Coronaviren sind weit verbreitet. Sie infizieren zahlreiche Säuger- und Vogelarten, bei denen sie sich vor allem in den Epithelien des Atmungs- und des Verdauungstrakts vermehren. Aber auch Zellen des Nervengewebes, des Immunsystems oder verschiedener Organe können infiziert werden. Die Viren können dort Erkrankungen auslösen oder auch ohne Schädigung des Organismus über eine längere Zeit verweilen (persistieren). Die Übertragung kann als Tröpfcheninfektion (aerogen), als Schmutz- und Schmierinfektion (fäkal-oral) oder auch einfach durch Kontakt (mechanisch) erfolgen. Infektionen treten gehäuft im Winter auf. Jüngere infizierte Organismen können schwerer erkranken als ältere. Störungen des Immmunsystems und die unterschiedlichsten Belastungssituationen verstärken die Krankheitserscheinungen. Coronaviren verursachen zwischen 15 und 30 % der Erkältungskrankheiten des Menschen („grippaler Infekt“), sie gelten hier eher als „harmlos“. Hierzu ganz im Gegensatz gehen die meisten der zahlreichen für die Veterinärmedizin bedeutsamen Coronavirus-Infektionen mit hohen Erkrankungs- oder sogar Todesraten einher.
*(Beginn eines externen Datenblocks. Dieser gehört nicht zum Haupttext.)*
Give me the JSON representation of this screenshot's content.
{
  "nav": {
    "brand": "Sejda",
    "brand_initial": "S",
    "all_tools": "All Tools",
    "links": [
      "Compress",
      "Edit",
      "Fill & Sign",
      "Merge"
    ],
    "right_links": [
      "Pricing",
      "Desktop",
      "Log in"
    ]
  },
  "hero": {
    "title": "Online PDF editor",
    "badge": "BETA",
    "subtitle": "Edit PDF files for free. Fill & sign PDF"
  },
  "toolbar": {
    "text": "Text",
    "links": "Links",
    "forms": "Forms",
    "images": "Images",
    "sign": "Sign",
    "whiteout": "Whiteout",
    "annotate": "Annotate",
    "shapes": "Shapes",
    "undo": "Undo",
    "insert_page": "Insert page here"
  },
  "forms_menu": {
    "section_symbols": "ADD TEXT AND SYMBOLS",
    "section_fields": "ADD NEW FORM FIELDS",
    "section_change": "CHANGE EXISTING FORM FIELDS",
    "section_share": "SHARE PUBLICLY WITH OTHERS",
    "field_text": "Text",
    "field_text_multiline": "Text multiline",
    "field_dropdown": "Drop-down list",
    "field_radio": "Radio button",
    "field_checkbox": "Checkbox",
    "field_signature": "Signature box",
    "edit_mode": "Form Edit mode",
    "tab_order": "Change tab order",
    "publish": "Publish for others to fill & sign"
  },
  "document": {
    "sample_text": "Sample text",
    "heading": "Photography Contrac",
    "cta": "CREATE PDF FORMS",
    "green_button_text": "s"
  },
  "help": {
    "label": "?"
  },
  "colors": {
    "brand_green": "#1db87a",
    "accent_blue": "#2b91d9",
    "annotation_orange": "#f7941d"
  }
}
Ätiologie (Krankheitsursache) des SARS

Das „Severe Acute Respiratory Syndrome“ (SARS), eine erstmals im Winter 2002/3 in Südwest-China beobachtete schwere Lungenerkrankung des Menschen, hat innerhalb weniger Monate auf viele Länder übergegriffen, vor allem unterstützt durch den internationalen und interkontinentalen Luftverkehr. Anfang April sind bereits annähernd 3.000 Erkrankungen mit über 100 Todesfällen bekannt geworden. Nach wie vor ist die Krankheitsursache nicht endgültig geklärt. Eine Virusinfektion gilt als sehr wahrscheinlich. Nachdem verschiedene andere Virusarten bei SARS-Patienten nicht nachgewiesen oder als „nicht wahrscheinlich“ ausgeschlossen wurden, mehren sich jetzt die Hinweise auf ein neues Coronavirus als mögliche Krankheitsursache. Dies stützt sich vor allem auf folgende Befunde:

 

  1. Von verschiedenen Patienten wurde an unterschiedlichen Orten ein Virus in der Zellkultur isoliert.

  2. In den Seren einiger SARS-Patienten konnte ein Anstieg

    spezifischer Antikörper gegen das von ihnen isolierte Coronavirus

    nachgewiesen werden (Serokonversion).

  3. Mit Hilfe der Polymerase-Kettenreaktion (PCR) wurde das

    genetische Material dieser Isolate als das eines neuen Coronavirus

    identifiziert.

  4. Mit der gleichen Methode konnte das genetische Material dieses

    Coronavirus auch in unmittelbar von Patienten gewonnenen Proben

    (Abstrichen) nachgewiesen werden.

  5. Die Nukleotidsequenzen der PCR-Produkte stimmten in allen Fällen überein.

Die phylogenetische Analyse der erhaltenen Nukleotidsequenzen zeigt, dass dieses neue Coronavirus dem bovinen Coronavirus und dem humanen Coronavirus OC43 aus der Gruppe 2, aber auch dem Virus der infektiösen Bronchitis aus der Gruppe 3 ähnlich ist.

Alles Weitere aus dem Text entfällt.